La Russie est, de loin, le plus grand pays du monde (17 millions de kilomètres carrés soit 25 fois la France). En ce sens et au vu de la difficile organisation territoriale à laquelle est soumise l’immensité russe, quelle est la stratégie adoptée par Moscou pour développer des régions aussi éloignées qu’enclavées, tel que l’espace sibérien ?

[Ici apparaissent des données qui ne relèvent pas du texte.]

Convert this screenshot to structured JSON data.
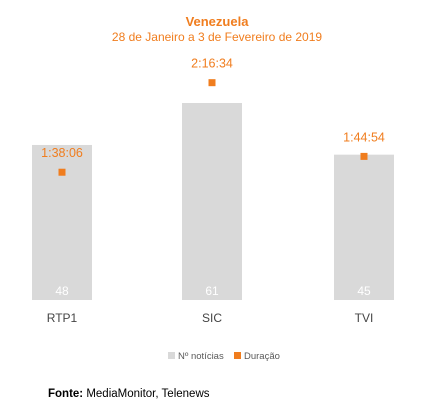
{
  "colors": {
    "bar": "#d9d9d9",
    "accent": "#f07d1e",
    "text": "#444444",
    "bar_value_text": "#ffffff"
  },
  "chart_data": {
    "type": "bar",
    "title": "Venezuela",
    "subtitle": "28 de Janeiro a 3 de Fevereiro de 2019",
    "categories": [
      "RTP1",
      "SIC",
      "TVI"
    ],
    "series": [
      {
        "name": "Nº notícias",
        "type": "bar",
        "values": [
          48,
          61,
          45
        ]
      },
      {
        "name": "Duração",
        "type": "point",
        "values": [
          "1:38:06",
          "2:16:34",
          "1:44:54"
        ]
      }
    ],
    "legend": "bottom-center",
    "grid": false
  },
  "source": {
    "label": "Fonte:",
    "text": " MediaMonitor, Telenews"
  }
}
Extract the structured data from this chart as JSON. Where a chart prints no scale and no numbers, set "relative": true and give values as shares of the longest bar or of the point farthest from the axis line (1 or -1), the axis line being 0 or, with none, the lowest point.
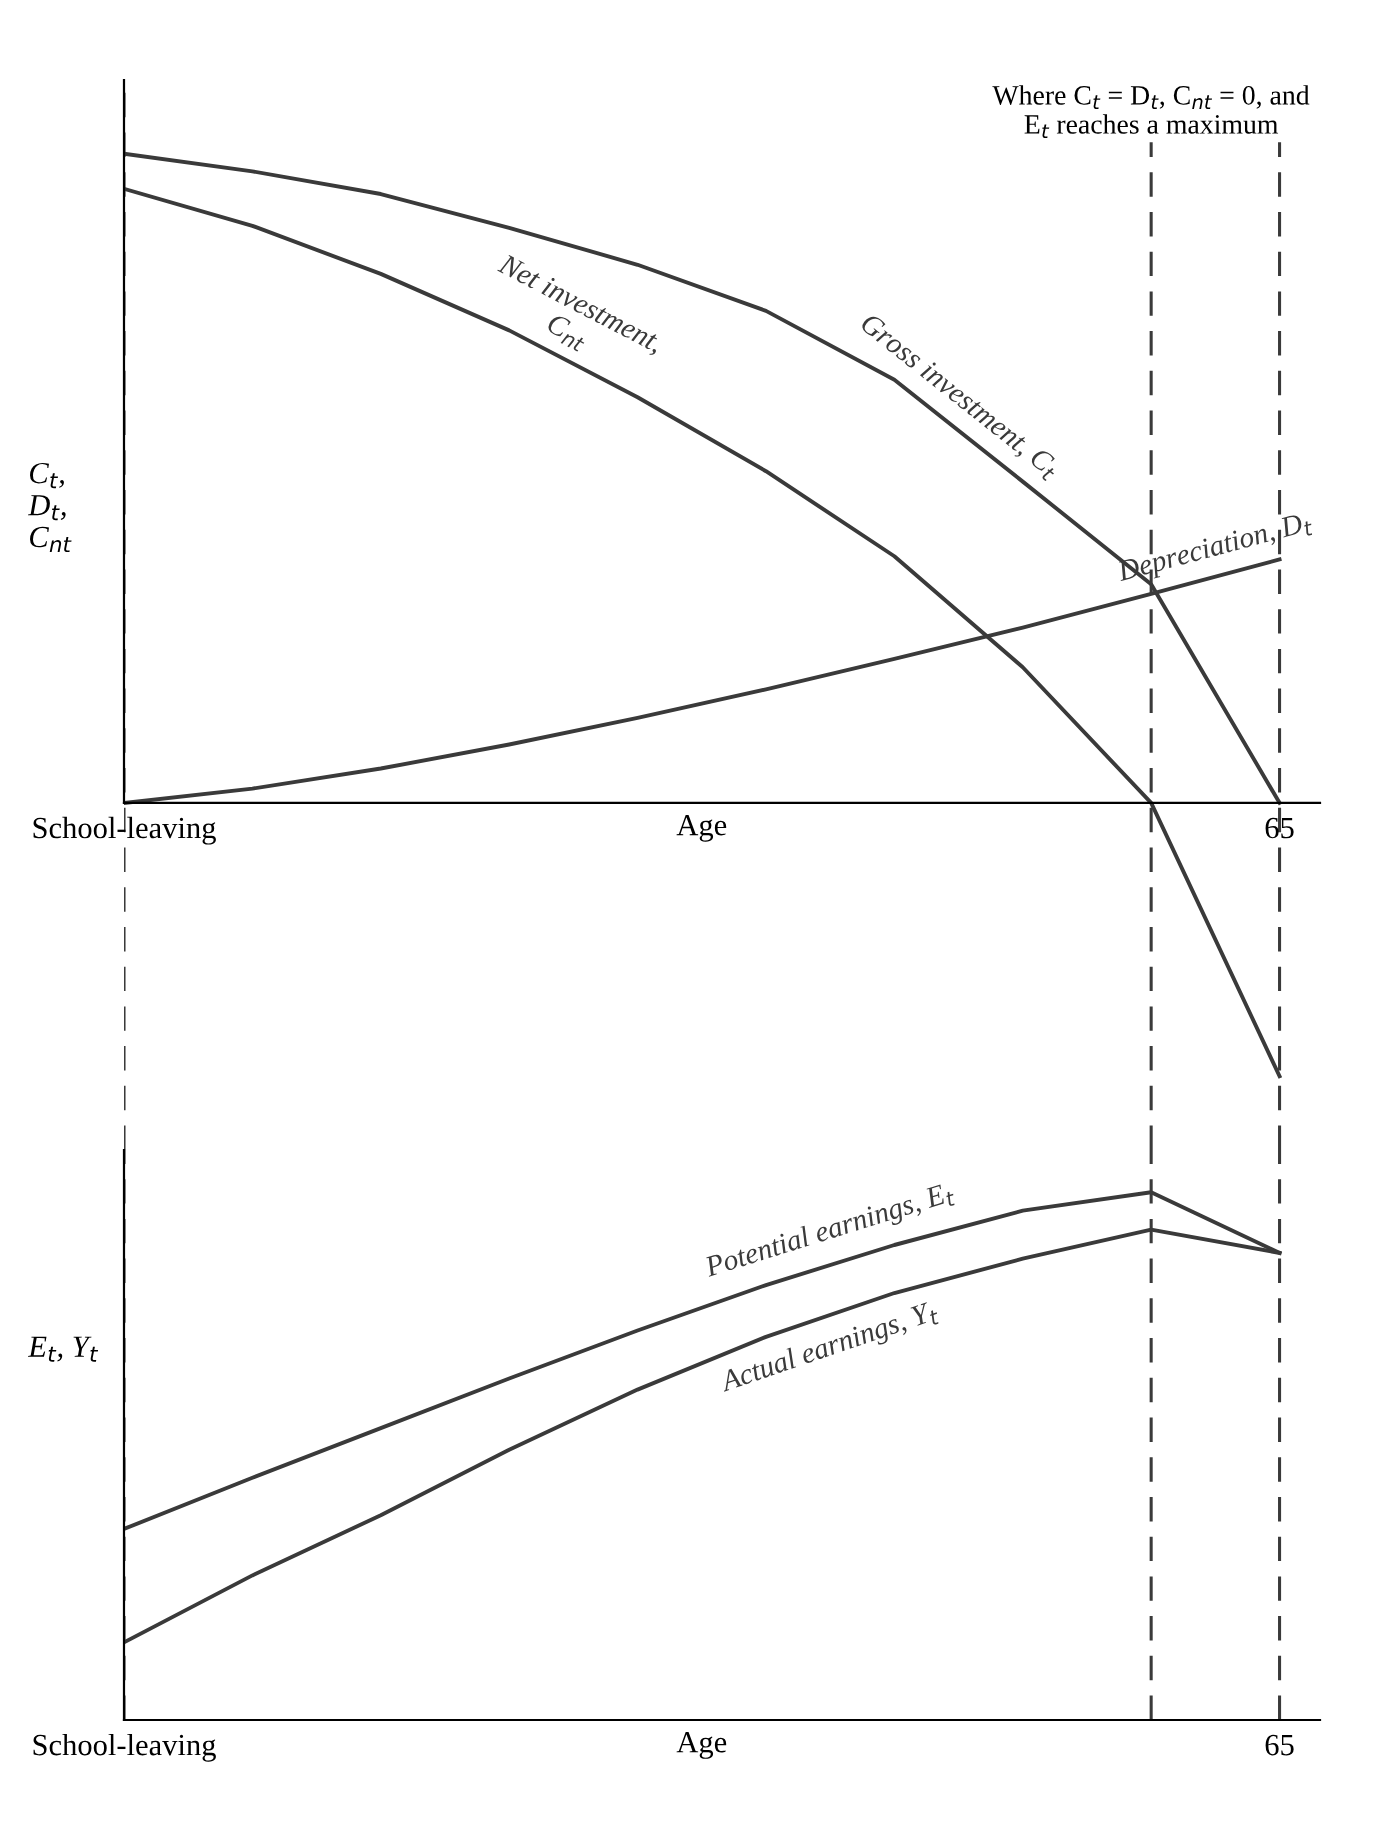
{
  "chart_data": [
    {
      "type": "line",
      "relative": true,
      "ylabel": "C$_{t}$,\nD$_{t}$,\nC$_{nt}$",
      "xlabel": "Age",
      "tick_labels": "x",
      "grid": "x",
      "line_style": "solid",
      "legend": false,
      "categories": [
        "School-leaving",
        null,
        null,
        null,
        null,
        null,
        null,
        null,
        null,
        "65"
      ],
      "series": [
        {
          "name": "Gross investment, C$_{t}$",
          "color": "#3a3a3a",
          "values": [
            1,
            0.973,
            0.938,
            0.886,
            0.829,
            0.758,
            0.652,
            0.495,
            0.337,
            0
          ]
        },
        {
          "name": "Net investment,\nC$_{nt}$",
          "color": "#3a3a3a",
          "values": [
            0.946,
            0.889,
            0.815,
            0.728,
            0.625,
            0.511,
            0.38,
            0.209,
            0,
            -0.421
          ]
        },
        {
          "name": "Depreciation, D$_{t}$",
          "color": "#3a3a3a",
          "values": [
            0,
            0.022,
            0.053,
            0.09,
            0.131,
            0.175,
            0.222,
            0.27,
            0.322,
            0.375
          ]
        }
      ],
      "annotations": [
        "Where C$_{t}$ = D$_{t}$, C$_{nt}$ = 0, and\nE$_{t}$ reaches a maximum"
      ]
    },
    {
      "type": "line",
      "relative": true,
      "ylabel": "E$_{t}$, Y$_{t}$",
      "xlabel": "Age",
      "tick_labels": "x",
      "grid": "x",
      "line_style": "solid",
      "legend": false,
      "categories": [
        "School-leaving",
        null,
        null,
        null,
        null,
        null,
        null,
        null,
        null,
        "65"
      ],
      "series": [
        {
          "name": "Potential earnings, E$_{t}$",
          "color": "#3a3a3a",
          "values": [
            0.362,
            0.459,
            0.553,
            0.647,
            0.738,
            0.824,
            0.9,
            0.965,
            1,
            0.885
          ]
        },
        {
          "name": "Actual earnings, Y$_{t}$",
          "color": "#3a3a3a",
          "values": [
            0.147,
            0.274,
            0.388,
            0.512,
            0.626,
            0.726,
            0.809,
            0.874,
            0.929,
            0.885
          ]
        }
      ]
    }
  ]
}
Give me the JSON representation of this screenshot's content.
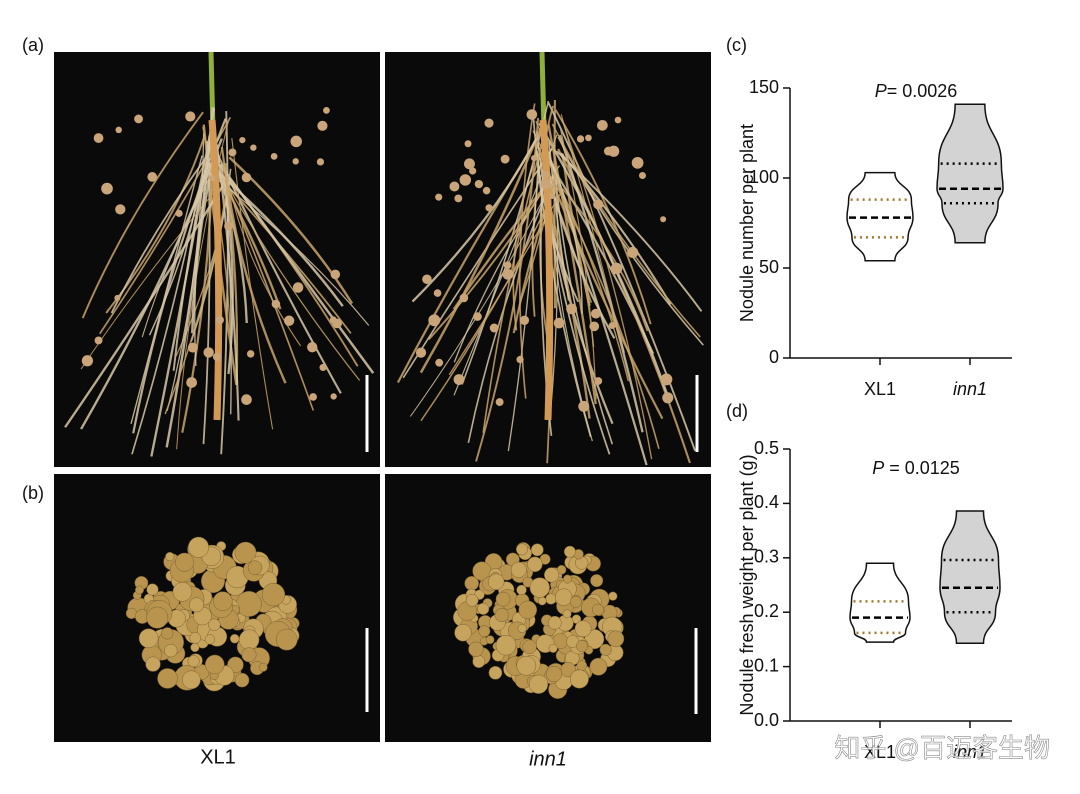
{
  "panel_labels": {
    "a": "(a)",
    "b": "(b)",
    "c": "(c)",
    "d": "(d)"
  },
  "photo_labels": [
    "XL1",
    "inn1"
  ],
  "watermark": "知乎 @百迈客生物",
  "chart_data": [
    {
      "type": "violin",
      "ylabel": "Nodule number per plant",
      "annotation": {
        "symbol": "P",
        "text": "= 0.0026"
      },
      "categories": [
        "XL1",
        "inn1"
      ],
      "italic_categories": [
        false,
        true
      ],
      "violins": [
        {
          "min": 54,
          "q1": 67,
          "median": 78,
          "q3": 88,
          "max": 103,
          "fill": "#ffffff",
          "quartile_color": "#a0782a"
        },
        {
          "min": 64,
          "q1": 86,
          "median": 94,
          "q3": 108,
          "max": 141,
          "fill": "#d3d3d3",
          "quartile_color": "#000000"
        }
      ],
      "ylim": [
        0,
        150
      ],
      "yticks": [
        0,
        50,
        100,
        150
      ]
    },
    {
      "type": "violin",
      "ylabel": "Nodule fresh weight per plant (g)",
      "annotation": {
        "symbol": "P",
        "text": " = 0.0125"
      },
      "categories": [
        "XL1",
        "inn1"
      ],
      "italic_categories": [
        false,
        true
      ],
      "violins": [
        {
          "min": 0.145,
          "q1": 0.162,
          "median": 0.19,
          "q3": 0.22,
          "max": 0.29,
          "fill": "#ffffff",
          "quartile_color": "#a0782a"
        },
        {
          "min": 0.143,
          "q1": 0.2,
          "median": 0.245,
          "q3": 0.296,
          "max": 0.386,
          "fill": "#d3d3d3",
          "quartile_color": "#000000"
        }
      ],
      "ylim": [
        0,
        0.5
      ],
      "yticks": [
        {
          "value": 0,
          "label": "0.0"
        },
        0.1,
        0.2,
        0.3,
        0.4,
        0.5
      ]
    }
  ]
}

Le district fédéral d’Extrême-Orient représente 41% de la superficie de la Fédération russe, mais seulement 5,6 % de sa population. Cette région perd environ 17 000 habitants par an. En face 100 millions de Chinois se trouvent en Mandchourie, région 62 fois plus peuplée que l’Extrême-Orient russe. L’exode des Russes vers des cieux plus cléments est essentiellement dû au manque d’infrastructures, aux conditions de vie souvent très dures dans la région, aux faibles salaires, etc. . Le gouvernement russe s’efforce de stopper cet exode par différents moyens. L’importance de la région aux yeux du Kremlin a été mise en relief au moment du sommet de l’APEC à Vladivostok en 2012, qui avait pour but d’attirer les investisseurs asiatiques dans l’Extrême-Orient russe. En 2013, le président Poutine déclare que le développement de l’Extrême-Orient russe devient l’une des priorités de sa politique. Il s’agit de faire de la région un pont vers la Chine et les pays asiatiques, alors que Poutine se prépare à réaliser son pivot vers l’Asie. À partir de 2015 une généreuse politique d’investissements et de développement de la région, d’encouragement aux investissements étrangers, est pilotée de Moscou. Vladivostok reçoit le statut de port franc. Citons aussi le projet de distribuer gratuitement un hectare de terre à tout citoyen russe qui voudrait s’y installer et développer une activité économique (cette proposition reprenait un projet stolypinien qui permit à l’époque d’attirer en Extrême-Orient trois millions de paysans des provinces centrales de l’empire). De nos jours cette mesure n’a eu qu’un faible succès : les parcelles étaient trop petites, souvent inaccessibles faute de routes.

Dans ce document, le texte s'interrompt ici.